I gave the House a full analysis of the security situation in Northern Ireland during last week's debate on the order renewing the Emergency Provisions Act. Since I last answered questions on 22 November, nine people have died as a result of terrorist action, one of them a civilian, five of them members of the security forces, and three of them members of the prison service. Last Sunday, 16 December, brought home to us all once again the ruthless, callous and mindless nature of Provisional IRA terrorism when five soldiers of the Regular Army and an innocent civilian, retired from the Ulster Defence Regiment, were murdered in Dungannon, Forkill and Omagh. There was a series of co-ordinated car bomb and incendiary attacks on 26 November in which 10 people were injured and damage caused in a number of towns.

On 5 December, and again yesterday, car bombs caused damage in London-derry as did an attack in Lisburn on 6 December. The RUC and the army have continued with their intensive operations to counter terrorist activity and to bring those responsible to justice. Twelve of the incendiary devices used on 26 November were neutralised by the security forces, but for which the casualties and damage caused would have been a good deal more severe.

Since 22 November, 60 charges have been brought for terrorist offences, including four for murder and five for attempted murder.

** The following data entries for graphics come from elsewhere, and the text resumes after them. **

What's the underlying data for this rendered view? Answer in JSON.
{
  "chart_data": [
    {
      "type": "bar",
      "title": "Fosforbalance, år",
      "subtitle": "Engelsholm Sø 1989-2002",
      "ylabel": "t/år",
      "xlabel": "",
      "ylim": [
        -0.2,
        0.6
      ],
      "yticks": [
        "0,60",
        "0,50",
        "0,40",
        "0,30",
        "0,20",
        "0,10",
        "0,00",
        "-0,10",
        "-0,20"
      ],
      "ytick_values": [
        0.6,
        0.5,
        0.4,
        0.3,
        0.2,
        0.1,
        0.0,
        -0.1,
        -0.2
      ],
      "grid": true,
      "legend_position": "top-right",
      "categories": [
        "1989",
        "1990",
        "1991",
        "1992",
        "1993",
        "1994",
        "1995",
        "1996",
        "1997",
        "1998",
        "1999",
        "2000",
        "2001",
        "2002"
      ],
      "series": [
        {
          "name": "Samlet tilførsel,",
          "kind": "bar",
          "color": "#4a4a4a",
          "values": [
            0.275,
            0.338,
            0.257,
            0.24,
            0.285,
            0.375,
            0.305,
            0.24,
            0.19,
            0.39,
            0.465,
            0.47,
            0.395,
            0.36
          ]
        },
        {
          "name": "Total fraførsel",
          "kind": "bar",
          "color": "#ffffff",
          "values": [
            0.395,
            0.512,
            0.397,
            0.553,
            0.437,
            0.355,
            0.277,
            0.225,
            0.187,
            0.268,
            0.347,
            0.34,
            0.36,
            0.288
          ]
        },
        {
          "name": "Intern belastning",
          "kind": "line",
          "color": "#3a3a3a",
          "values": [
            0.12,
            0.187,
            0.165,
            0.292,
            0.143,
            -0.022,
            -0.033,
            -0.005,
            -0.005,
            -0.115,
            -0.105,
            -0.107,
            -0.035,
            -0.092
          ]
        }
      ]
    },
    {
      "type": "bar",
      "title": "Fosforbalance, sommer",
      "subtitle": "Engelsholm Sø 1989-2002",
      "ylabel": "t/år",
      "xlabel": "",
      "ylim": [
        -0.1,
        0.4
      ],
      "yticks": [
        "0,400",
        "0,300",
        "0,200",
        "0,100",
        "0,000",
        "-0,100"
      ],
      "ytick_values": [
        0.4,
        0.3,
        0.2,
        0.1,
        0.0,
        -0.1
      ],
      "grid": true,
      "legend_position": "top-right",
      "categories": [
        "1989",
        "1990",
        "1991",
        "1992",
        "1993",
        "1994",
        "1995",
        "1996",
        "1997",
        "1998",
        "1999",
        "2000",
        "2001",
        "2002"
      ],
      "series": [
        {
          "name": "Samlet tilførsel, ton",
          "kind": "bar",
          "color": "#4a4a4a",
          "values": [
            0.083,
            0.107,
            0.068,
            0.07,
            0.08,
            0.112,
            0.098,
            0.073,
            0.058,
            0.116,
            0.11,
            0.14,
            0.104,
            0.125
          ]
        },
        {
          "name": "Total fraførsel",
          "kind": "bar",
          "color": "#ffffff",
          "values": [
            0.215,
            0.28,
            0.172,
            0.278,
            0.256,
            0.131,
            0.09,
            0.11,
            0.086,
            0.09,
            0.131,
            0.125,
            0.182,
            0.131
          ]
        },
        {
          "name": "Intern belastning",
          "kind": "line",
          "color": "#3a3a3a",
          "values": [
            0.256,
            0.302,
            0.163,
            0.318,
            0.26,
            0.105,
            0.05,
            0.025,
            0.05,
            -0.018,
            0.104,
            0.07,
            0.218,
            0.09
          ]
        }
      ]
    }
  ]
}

Three of them relate to the murder of a prison wages clerk in Belfast on 7 November. In addition, 19 weapons and 4,755 rounds of ammunition have been found.

The RUC also played its part, along with other police forces, in the events leading up to the arrest of a number of people in Great Britain recently, and the charging of nine of them with terrorist offences the day before yesterday. While they do not tell the whole story, these figures illustrate the degree of effort which the security forces, with the full backing of the Government, are continuing to make in the fight against terrorism.

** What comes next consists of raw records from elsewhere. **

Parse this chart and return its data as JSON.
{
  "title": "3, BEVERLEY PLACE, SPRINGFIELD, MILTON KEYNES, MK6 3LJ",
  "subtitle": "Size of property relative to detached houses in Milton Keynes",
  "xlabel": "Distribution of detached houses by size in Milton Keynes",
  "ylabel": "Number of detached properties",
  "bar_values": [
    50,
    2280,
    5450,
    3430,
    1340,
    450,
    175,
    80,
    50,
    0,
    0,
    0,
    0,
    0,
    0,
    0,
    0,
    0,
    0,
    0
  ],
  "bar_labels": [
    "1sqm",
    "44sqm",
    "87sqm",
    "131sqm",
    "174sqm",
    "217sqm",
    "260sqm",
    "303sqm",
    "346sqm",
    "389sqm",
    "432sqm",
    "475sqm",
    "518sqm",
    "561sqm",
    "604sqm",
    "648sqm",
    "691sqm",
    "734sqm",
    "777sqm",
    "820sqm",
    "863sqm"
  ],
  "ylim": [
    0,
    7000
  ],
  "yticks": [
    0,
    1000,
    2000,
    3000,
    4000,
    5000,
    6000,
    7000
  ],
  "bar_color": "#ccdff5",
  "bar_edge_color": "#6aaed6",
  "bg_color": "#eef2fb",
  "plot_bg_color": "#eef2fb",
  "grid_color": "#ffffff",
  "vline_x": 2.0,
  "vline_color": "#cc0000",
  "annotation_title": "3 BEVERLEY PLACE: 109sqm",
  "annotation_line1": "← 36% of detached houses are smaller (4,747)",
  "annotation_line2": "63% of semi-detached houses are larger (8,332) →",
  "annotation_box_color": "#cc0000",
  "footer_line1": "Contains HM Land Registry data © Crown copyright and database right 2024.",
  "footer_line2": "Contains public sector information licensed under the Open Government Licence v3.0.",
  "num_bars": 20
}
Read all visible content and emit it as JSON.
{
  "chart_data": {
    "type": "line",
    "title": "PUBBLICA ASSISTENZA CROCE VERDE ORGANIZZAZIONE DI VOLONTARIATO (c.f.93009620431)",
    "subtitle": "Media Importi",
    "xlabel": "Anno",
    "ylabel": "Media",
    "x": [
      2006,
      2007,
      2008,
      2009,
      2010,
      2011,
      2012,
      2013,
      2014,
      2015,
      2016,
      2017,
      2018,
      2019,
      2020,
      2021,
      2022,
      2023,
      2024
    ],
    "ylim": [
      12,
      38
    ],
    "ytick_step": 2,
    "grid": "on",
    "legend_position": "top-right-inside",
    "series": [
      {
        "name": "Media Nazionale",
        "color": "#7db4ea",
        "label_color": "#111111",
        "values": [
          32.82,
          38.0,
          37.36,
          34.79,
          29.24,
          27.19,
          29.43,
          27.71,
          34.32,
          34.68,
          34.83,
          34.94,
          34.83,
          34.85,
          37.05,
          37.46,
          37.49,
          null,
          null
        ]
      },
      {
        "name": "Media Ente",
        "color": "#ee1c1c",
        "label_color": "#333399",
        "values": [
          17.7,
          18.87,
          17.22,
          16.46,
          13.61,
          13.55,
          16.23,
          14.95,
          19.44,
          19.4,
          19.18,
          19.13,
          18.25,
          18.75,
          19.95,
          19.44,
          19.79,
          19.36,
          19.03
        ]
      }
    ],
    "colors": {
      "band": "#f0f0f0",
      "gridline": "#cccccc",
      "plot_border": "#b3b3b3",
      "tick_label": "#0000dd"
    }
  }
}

I thank my right hon. Friend for the answer, the first part of which will have saddened the House. Bearing in mind the time of year and the fact that most, if not all, our soldiers in Northern Ireland will be separated from their families next week, will my right hon. Friend agree, on behalf of the House, to convey to the commanding officers of all the regiments in Northern Ireland and to the Chief Constable of the RUC the deep gratitude of this House and the British people for the magnificent job they have done during this year?

I shall do that most willingly. I shall also record the enthusiasm with which my hon. Friend's suggestion was received by the House.

Do not the statistics of death and destruction that the Secretary of State has given show that the security situation is deteriorating? As we end this decade of terror and violence in Northern Ireland, what words of encouragement can the Secretary of State give to the people of Northern Ireland that they will not have to endure another 10 years of this activity?

The figures that I have given are, of course, deplorable. I hope, however, that the hon. Gentleman heard the figures for the successes of the security forces. There is no doubt that those whose business it is to defend us are becoming all the time more skilled and effective. I hope very much, and I believe, that as the years progress and as people in Northern Ireland can agree more and more with each other about how they want that part of the United Kingdom to develop, the terrorists will find there is no place for them in Northern Ireland, that there is no haven for them and that their activities will be circumscribed to such a point that they will not trouble us in the way that they have done.